No es tan fácil hacer una serie de terror como lo es con una película. Hay que ser un genio para mantener el suspense capítulo a capítulo, que no sea previsible, que no veamos venir el susto. Será que por eso hay tan pocas series de terror. Cuando me enteré de que Netflix lanzaba una, ni me leí la sinopsis. Me lancé a verla. Tendría que ser buena de cojones. Y, meh, he de confesar que La Maldición de Hill House tiene cosas buenas y malas a partes iguales.

Primeramente, hay que decir que esta serie de Netflix no es netamente original. Se basa en una novela con el mismo nombre, La Maldición de Hill House (Shirley Jackson, 1959). Está considerada como una de las obras literarias más influyentes del siglo XX (y ya vemos que del XXI también), especialmente en el género fantasmagórico. La historia es esa, pues gira alrededor de unos fantasmas en una vieja mansión y bla, bla, bla.

Aparte del terror también habla mucho del psicoanálisis, relaciones familiares y otras cosas profundas con las que nos aburrirán durante los primeros cinco episodios, hablando en plata. Esta es una familia, los Crain, que pasan un verano en una casa enorme que pretender vender. O eso es lo que entendí, porque además de que esta historia es muy cansina está cortada por partes.

La serie vive de un constante flashback (más bien puzzle en el tiempo, pues el espectador se ve obligado a unir unas escenas con otras para poder entenderlas). Así, se sucederá unas idas y venidas en la escaleta entre ese verano y unos 30 después, que es cuando cada uno lleva una vida terrible por todo lo que pasó aquella noche… Pues esa noche que desencadena la trama es contada a trozos durante toda la serie. Que está muy bien, porque así crea intriga y misterio. Y será mayor cuando lleguemos al final de ese quinto capítulo (demasiada fue la espera, y eso fue lo más miedoso de La Maldición de Hill House, el letargo inicial).

Pero, ¿qué ocurre entonces? Que la trama de La Maldición de Hill House se acelera y se volverá mucho más interesante (antes, como que no lo era tanto) y terrorífica. Habrá un suceso que reúna nuevamente a la familia y no es que sólo se pongan a recordar esos dramáticos momentos del pasado, sino que ocurrirán cosas en su tiempo presente y que marcarán su futuro.

Tampoco quiero desvelar mucho por si se animan a verla. Lo que querrán saber es si La Maldición de Hill House realmente da miedo. He leído comentarios de gente que se caga patas abajo con muchas de sus escenas. Quizás a mí no me parece para tanto porque de por sí el miedo no me da miedo. Pero he de reconocer que más que susto, la sensación que regala esta serie de Netflix es la expectación. El capítulo seis, por ejemplo, es una obra de arte. Aparte de que está rodada prácticamente de una sóla toma, lo que aconteció me dejó en vilo porque me podía esperar cualquier cosa.

Esta escena de por sí crea cierta intriga, Pues así, toda la serie.

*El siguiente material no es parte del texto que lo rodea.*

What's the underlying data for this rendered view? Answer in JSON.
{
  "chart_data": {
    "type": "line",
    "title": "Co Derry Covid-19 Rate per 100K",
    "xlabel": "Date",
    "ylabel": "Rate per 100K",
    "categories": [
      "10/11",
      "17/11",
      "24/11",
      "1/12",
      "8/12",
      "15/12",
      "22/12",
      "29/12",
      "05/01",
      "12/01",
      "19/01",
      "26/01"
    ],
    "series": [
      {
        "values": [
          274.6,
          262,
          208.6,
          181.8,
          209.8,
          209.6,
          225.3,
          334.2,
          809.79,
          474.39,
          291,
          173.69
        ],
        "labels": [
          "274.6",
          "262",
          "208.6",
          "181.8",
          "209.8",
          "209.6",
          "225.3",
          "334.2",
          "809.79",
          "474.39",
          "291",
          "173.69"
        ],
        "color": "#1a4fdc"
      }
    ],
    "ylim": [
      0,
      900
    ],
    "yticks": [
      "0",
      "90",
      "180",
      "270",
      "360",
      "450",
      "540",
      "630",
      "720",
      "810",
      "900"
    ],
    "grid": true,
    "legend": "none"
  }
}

Ambos lapsos de tiempo se precipitan en el último episodio, cuando tengamos todas las claves de las preguntas que nos ha ido dejando la serie de Netflix sobre la historia de la casa, junto a lo que le ocurrirá a los Crain. Cada uno de ellos llevaba una vida con la que no están conformes, y obtendrán su propia respuesta una vez se desvele cuál es la verdadera Maldición de Hill House y qué es lo que les había estado ocultado el padre de todos ellos.

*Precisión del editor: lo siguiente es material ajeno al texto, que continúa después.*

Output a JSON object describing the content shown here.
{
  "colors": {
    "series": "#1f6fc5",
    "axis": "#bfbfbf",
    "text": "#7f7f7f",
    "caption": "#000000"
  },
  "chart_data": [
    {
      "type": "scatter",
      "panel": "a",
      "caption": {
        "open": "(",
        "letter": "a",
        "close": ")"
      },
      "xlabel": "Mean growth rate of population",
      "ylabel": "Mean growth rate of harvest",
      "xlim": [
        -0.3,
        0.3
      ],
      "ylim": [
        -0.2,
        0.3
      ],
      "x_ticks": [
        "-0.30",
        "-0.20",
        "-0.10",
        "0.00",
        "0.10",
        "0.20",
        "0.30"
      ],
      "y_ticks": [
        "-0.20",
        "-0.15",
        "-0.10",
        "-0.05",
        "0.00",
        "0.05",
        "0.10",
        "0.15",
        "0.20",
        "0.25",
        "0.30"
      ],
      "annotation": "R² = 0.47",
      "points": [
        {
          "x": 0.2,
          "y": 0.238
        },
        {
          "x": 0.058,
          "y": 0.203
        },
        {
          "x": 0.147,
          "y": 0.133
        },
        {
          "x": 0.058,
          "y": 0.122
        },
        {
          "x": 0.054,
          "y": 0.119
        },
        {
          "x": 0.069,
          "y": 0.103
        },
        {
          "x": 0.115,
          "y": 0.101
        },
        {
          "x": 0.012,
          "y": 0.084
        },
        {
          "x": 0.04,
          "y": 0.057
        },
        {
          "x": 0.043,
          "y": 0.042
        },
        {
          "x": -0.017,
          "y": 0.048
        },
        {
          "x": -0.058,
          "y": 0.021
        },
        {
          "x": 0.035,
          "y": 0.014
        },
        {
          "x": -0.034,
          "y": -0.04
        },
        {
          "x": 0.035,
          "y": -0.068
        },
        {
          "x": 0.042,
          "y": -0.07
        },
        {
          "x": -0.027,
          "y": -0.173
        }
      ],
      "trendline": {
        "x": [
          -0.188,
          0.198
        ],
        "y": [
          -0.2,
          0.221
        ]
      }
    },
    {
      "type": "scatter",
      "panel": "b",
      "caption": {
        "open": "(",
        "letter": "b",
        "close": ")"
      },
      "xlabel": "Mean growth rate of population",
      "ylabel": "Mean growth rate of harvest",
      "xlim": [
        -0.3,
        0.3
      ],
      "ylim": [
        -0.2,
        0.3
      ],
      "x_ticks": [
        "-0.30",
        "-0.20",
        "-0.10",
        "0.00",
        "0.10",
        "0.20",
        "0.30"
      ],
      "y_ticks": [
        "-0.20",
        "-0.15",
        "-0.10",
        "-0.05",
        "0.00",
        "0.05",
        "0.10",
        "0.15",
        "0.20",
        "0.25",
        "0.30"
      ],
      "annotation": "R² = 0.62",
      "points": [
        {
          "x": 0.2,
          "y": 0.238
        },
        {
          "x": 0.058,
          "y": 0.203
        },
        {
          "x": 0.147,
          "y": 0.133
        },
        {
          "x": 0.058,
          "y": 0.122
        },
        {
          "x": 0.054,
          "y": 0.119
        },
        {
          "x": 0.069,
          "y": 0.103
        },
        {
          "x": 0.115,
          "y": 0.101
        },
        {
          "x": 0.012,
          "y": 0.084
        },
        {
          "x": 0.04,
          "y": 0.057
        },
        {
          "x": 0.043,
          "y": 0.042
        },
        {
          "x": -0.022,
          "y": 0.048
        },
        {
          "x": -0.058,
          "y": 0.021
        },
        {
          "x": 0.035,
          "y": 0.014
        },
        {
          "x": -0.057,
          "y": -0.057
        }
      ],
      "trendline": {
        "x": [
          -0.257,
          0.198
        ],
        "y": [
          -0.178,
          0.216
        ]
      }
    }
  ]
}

La serie de Netflix tocará un el terror psicológico sin dejar atrás el visual. No se trata de algo horrendo, descarnado sangre o vísceras. Veremos diversas figuras de fantasmas cuya aparición podría provocar pesadillas en más de uno, como la del gigante ese, que me tiene en un sinvivir. ¿Cuál será su historia? La Maldición de Hill House sí que profundiza en la historia de uno de ellos. Pero hay muchas más que podrían dar para otros capítulos. Debido al éxito de esta serie de Netflix se ha confirmado una segunda temporada y la espero como agua de mayo. Quizás así despeje mis dudas y conozcamos algo más de esos otros personajes atormentados que pululan como Pedro por su casa.